Publishers like books that have legs, books that sell themselves through that good witch WordOfMouth, but it was always the same old story – how could they know if a book had legs if they wouldn’t take it for a walk? Publishing, like any career move, had its own version of “must have experience to get hired but can’t get experience unless you get hired.” This is one manhole cover that the ebook revolution has pried open just a crack. Now you can find out for yourself if your book has any legs, but it isn’t a straight shot. There remain forces beyond one’s control. Over the course of the past year or so, I have discovered a thing or two about the legs a few of my own books have.

Let’s call them very short legs, dwarf legs if you like, legs not long enough to attract wolf whistles but legs enough to stagger on down the lane. Fellow book-leg-seekers might find some notes about this journey to be of interest.

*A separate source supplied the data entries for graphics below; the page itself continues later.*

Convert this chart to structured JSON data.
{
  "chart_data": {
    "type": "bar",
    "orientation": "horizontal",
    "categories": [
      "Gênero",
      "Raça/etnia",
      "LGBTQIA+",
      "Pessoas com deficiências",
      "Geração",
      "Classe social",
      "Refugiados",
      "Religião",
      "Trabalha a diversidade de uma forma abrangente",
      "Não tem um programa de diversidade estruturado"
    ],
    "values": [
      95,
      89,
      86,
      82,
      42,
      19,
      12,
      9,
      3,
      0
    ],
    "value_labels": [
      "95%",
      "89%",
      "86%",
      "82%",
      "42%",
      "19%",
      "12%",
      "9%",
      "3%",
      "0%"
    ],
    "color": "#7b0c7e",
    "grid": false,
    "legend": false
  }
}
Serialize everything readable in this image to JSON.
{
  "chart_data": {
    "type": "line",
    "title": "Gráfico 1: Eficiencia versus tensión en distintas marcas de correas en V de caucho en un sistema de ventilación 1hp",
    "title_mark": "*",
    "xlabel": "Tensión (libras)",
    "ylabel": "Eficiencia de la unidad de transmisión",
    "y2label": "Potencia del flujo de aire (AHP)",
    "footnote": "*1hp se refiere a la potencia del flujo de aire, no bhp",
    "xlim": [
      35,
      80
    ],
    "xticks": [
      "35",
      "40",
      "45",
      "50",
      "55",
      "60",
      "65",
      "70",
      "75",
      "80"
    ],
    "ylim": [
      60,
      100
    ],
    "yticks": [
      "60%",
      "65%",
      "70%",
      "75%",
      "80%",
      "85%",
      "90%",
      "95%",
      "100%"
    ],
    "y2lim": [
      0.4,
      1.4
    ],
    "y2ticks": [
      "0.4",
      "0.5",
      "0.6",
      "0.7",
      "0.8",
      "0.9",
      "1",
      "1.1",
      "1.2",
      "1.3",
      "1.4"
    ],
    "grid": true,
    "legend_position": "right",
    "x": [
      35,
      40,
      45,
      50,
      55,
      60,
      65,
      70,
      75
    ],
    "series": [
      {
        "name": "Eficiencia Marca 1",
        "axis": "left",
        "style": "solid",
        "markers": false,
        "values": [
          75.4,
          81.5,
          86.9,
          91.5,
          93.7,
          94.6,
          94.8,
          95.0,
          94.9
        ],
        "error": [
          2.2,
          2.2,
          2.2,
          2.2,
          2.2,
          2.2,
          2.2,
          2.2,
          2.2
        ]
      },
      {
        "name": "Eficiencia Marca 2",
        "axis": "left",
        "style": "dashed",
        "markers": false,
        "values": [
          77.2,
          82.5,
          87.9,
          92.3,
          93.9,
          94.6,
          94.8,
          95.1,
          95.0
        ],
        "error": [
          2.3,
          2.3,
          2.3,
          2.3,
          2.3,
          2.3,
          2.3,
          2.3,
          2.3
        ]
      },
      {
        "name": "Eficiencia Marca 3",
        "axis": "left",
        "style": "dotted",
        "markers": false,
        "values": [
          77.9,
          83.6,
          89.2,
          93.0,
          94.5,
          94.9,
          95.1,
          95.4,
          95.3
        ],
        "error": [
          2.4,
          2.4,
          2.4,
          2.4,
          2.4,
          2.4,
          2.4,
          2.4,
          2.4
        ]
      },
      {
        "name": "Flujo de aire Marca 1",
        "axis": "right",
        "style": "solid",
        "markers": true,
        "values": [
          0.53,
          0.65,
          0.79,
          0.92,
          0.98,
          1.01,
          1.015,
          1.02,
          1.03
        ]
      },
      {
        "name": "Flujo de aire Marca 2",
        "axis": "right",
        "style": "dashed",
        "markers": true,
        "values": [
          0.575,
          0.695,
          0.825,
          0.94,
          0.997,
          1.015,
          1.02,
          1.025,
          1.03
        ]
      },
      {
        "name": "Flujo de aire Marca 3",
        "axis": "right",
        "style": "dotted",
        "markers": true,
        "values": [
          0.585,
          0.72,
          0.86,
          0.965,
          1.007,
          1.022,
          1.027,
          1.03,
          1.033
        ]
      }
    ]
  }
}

To begin with, there’s Amazon Kindle – one thing within my control was actually putting the books there. Some things outside of my control were setting the price I wanted (free), setting the categories I wanted (well, I set them, but they ended up somewhere else), and random promotions. Two of my books have experienced these random promotions now – the same two twice: Snapdragon Alley and Zombie Nights, last October and last week were both marked down to FREE from 99 cents, and the results were sweet. More than 5,000 downloads combined. More than 170,000 bestseller slots climbed (I know, it’s absurd, they will fall just as rapidly down).

Snapdragon Alley ended up in the Top 10 FREE in the unlikely category of “Young Adult – Spine-Chilling Horror’, although there is nothing really spine-chilling about it. Young Adult, yes, but pretty much Sci-Fi or ‘Unexplained Phenomena’ if you like.

Zombie Nights ended up in the Top 10 FREE of ‘Occult’. Again, what’s so occult? It’s an oddball take on the zombie thing, told from the point of view of a rather incompetent undead guy.

I’m of course happy that Amazon gave them away for a week – I give them away all the time on both Smashwords and Feedbooks, where they’ve both been downloaded a lot, and I already knew about their legs from those places – reviews have been mixed, ‘stars’ have been average, ‘favorites’ have been rare. But Amazon is the real big deal, is it not? If you can make it there …

But the Amazon experience confirmed that these books do not have much in the way of legs. I know this because Snapdragon Alley is book one of a trilogy and the other two books are 99 cents each. You would think that people who enjoyed book one for free might plop down a buck for the next one. Some did. 20 in fact so far (more in the UK than in the US), out of the total of around 3000. That’s like, woah, where’s my calculator? 1 in every 150? If you think our prices are low, wait till you check out our popularity!

Okay, so not much in the way of legs. But 20 new readers who liked them in one week!!! That is an increase of a zillion percent over nothing, which is where my books were before this whole ebook thing really took off.

The most inspirational thing I ever heard came from my friend Cynthia, who said, of gardening tomatoes: one tomato is great, anything more is abundance.